Fue una cena llena de provocaciones, a cada instante tenía los dedos de Jimin dando masajes en su entrepierna, dejando salir de sus labios un poco de leche, y tirando constantemente chocolate sobre sus senos.


Era evidente que no terminarían de cenar, Yuna fue llevada a su habitación a dormir, y ellos terminaron en la cama sin nada de ropa, Jimin tenía chocolate esparcido en sus senos, piernas y vientre.


Y todo fue retirado con la experta lengua de su esposo. Aprovechando lo cerca que estaba del centro de Jimin bajo hasta que sus labios capturaron su clítoris, llevándola a un eminente orgasmo.


Subió de nuevo a los hinchados labios, mordiendolos aún más, dejandolos lastimados. Llevó las subes piernas sobre sus hombros, roando la punta de su miembro con la entrada de Jimin.


- P-por favor-, Jadeó ante la pequeña intromisión que fue detenida. - Ent-tra en mi, se que mueres por tenerme des-hecha por tí, ¡ohh mierda!-


Esa brusca penetración la llevo a las estrellas, y las embestidas siguientes igual. Estaba hecha un mar de gemidos, su rostro sudoroso, expresando el placer que sentía, sus manos acariciando el abdomen trabajado de Jungkook.


Chillaba ante el maltrato constante de su punto G, el agarré en su cintura dejaría marcas que ambos amarian al día siguiente.
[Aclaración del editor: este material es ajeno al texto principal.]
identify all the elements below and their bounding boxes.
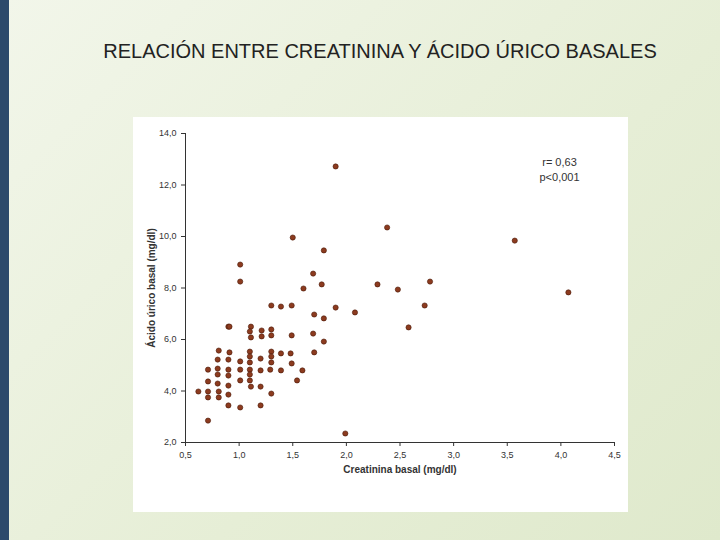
svg-text:8,0: 8,0 <box>164 283 177 293</box>
svg-text:r= 0,63p<0,001: r= 0,63p<0,001 <box>539 156 579 183</box>
html-text:RELACIÓN ENTRE CREATININA Y ÁC: RELACIÓN ENTRE CREATININA Y ÁCIDO ÚRICO … <box>103 40 657 62</box>
svg-text:0,5: 0,5 <box>179 450 192 460</box>
svg-text:2,0: 2,0 <box>340 450 353 460</box>
svg-text:14,0: 14,0 <box>159 128 177 138</box>
svg-text:12,0: 12,0 <box>159 180 177 190</box>
svg-text:6,0: 6,0 <box>164 334 177 344</box>
svg-text:10,0: 10,0 <box>159 231 177 241</box>
svg-text:4,5: 4,5 <box>608 450 621 460</box>
svg-text:4,0: 4,0 <box>555 450 568 460</box>
svg-text:3,0: 3,0 <box>447 450 460 460</box>
svg-text:2,5: 2,5 <box>394 450 407 460</box>
svg-text:Ácido úrico basal (mg/dl): Ácido úrico basal (mg/dl) <box>145 228 157 347</box>
svg-text:1,5: 1,5 <box>286 450 299 460</box>
svg-text:Creatinina basal (mg/dl): Creatinina basal (mg/dl) <box>343 464 456 475</box>
svg-text:1,0: 1,0 <box>233 450 246 460</box>
svg-text:3,5: 3,5 <box>501 450 514 460</box>
svg-text:4,0: 4,0 <box>164 386 177 396</box>
svg-text:2,0: 2,0 <box>164 437 177 447</box>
- ¡A-amor!-, Escondió su rostro en el cuello sudoroso de Jungkook mientras se corría, lo mordió cuando sintió las tiras de semen albergar su interior.


- Te amo, nunca existió nadie. Pero gracias a éso nuestra hija existe, eres la única. Siempre seras mía, completamente mia-


- Siempre tuya-


Se besaron, con pasión y amor, eran todo para ambos. Y no dejarían que los celos e inseguridad destruyeran su matrimonio y a su familia.